Se quanto sopra è vero, è ragionevole attendersi un esito ben diverso da quello previsto dai catastrofisti del 15 dicembre. Nel confronto tra un giudice asservito alla grande finanza, ed uno Stato deciso a difendere con tutti i mezzi la propria sovranità e le proprie decisioni economiche, non è il primo ad essere il più forte. I centri strategici del capitalismo mondiale colpirebbero volentieri l’Argentina, ma non al prezzo di un nuovo crack finanziario. Ecco perché è ben difficile che il signor Singer possa averla vinta. Certo, alla fine una transazione potrà esservi, ma non alle condizioni dettate dal giudice di New York.

E del resto, da un punto di vista meramente capitalistico, l’Argentina – proprio grazie al default ed allo sganciamento dal dollaro – non è certo nelle condizioni di dieci anni fa. In questo decennio ha avuto lunghi periodi con tassi di crescita attorno all’8%; ha ridotto il rapporto debito/Pil dal 165% del 2002, al 67% del 2007 fino al 45% attuale; ha visto aumentare il Pil/procapite dai 2.656 dollari del 2002, ai 6.705 del 2007, agli 11.573 attuali. Una progressione che non ha bisogno di troppi commenti. (Dati tratti dal Sole 24 Ore del 29 novembre 2012).

A volte, come spesso ci ricordava il compagno Mao Tse-tung, l’imperialismo è davvero una «tigre di carta». Ha i mezzi che sappiamo – politici, economici e militari – ma non sempre possono essere dispiegati al cento per cento. Un tempo un problema come questo sarebbe stato risolto con un colpo di stato. Oggi è un po’ più complicato, come ha dimostrato il golpe fallito dagli americani in Venezuela nel 2002.

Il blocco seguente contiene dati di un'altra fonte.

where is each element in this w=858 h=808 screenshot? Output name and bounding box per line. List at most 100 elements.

Naturalmente non possiamo sapere come andrà a finire questa vicenda. I vari signor Singer in circolazione cercheranno in ogni modo di rimpossessarsi del malloppo. Ma noi non siamo così certi che ci riusciranno.

In ogni caso, guardando allo scenario europeo ed italiano, la vicenda argentina ci consegna alcuni insegnamenti preziosi. Il più importante dei quali è che la cancellazione del debito è possibile, che è possibile resistere alle oligarchie finanziarie in base al principio della prevalenza di diritto e di fatto degli interessi popolari. Che occorre essere fermi nella difesa della sovranità nazionale, determinati politicamente, e capaci di giocare tatticamente sulle contraddizioni del fronte avversario.

In Argentina non c’è stata alcuna rivoluzione, mentre noi sappiamo che l’alternativa al sistema attuale da lì deve passare. A maggior ragione dobbiamo essere ragionevolmente ottimisti. Il nemico ha le sembianze di un mostro, ci propone un futuro mostruoso per il popolo lavoratore, ed ha mille tentacoli con i quali cerca di stritolare ogni opposizione. Ma è un mostro che può essere contrastato, ferito ed ucciso. E’ forte, ma può essere sconfitto.